Teaching assistants are using their own money to help cash-strapped families buy school uniforms and lunch as well as fund trips, new research suggests.
Unison said its study also indicated that schools are providing emergency supplies of groceries, with many running food banks for families.
The union said a survey of more than 4,500 teaching assistants from primary and secondary schools across the UK revealed that pressured, low-income families are turning to schools for basic support.
More than half of respondents said parents are increasingly in need of more help and reported pupils arriving at school hungry more often.
Two in five said they were witnessing increasing levels of poverty.
More than a fifth of those surveyed said they had bought uniforms or PE kits, while 20 per cent had helped pupils with lunch money.
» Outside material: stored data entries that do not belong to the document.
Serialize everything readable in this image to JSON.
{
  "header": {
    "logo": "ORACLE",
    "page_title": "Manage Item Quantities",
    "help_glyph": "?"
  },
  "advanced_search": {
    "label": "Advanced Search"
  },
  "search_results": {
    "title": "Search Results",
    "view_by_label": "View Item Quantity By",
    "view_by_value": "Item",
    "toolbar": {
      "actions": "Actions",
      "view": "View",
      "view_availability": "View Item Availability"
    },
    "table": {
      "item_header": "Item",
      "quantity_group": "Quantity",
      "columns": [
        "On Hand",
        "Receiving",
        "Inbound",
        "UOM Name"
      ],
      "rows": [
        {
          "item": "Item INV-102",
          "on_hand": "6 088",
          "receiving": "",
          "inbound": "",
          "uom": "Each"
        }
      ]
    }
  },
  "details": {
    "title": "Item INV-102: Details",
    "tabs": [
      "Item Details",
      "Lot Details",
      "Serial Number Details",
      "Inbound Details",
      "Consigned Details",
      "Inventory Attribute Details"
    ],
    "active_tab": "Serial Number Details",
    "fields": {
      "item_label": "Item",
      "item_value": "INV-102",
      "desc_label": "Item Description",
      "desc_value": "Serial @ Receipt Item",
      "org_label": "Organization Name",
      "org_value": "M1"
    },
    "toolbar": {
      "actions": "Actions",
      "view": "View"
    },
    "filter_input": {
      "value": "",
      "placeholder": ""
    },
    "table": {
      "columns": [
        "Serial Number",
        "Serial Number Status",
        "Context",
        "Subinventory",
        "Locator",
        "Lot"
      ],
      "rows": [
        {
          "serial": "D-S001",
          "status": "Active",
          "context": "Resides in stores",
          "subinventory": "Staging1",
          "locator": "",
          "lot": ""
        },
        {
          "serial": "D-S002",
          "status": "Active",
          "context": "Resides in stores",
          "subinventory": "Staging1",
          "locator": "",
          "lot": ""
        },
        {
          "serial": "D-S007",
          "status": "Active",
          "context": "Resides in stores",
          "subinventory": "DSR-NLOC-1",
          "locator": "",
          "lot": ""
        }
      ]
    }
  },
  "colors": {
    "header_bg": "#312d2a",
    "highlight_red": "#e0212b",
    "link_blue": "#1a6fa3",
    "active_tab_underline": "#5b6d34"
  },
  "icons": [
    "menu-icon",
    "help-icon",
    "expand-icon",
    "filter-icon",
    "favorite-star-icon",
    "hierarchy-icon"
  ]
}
Nearly one in five said they had provided cash so children could go on a school trip.
Unison's head of education, Jon Richards, said: "It's shocking that some parents are so desperate they're turning to teaching assistants and schools for help.
"This demonstrates that support workers are not just essential in the classroom. Their role now extends to acting as benefactors, so pupils and their families don't go without, despite many not earning much more than the struggling parents themselves.
"They go above and beyond their job descriptions day in, day out. Yet the Government fails to recognise their worth by paying them a decent wage or acknowledging their vital contribution to children's education.
"They should be getting behind teaching assistants, just as they have teachers and school leaders."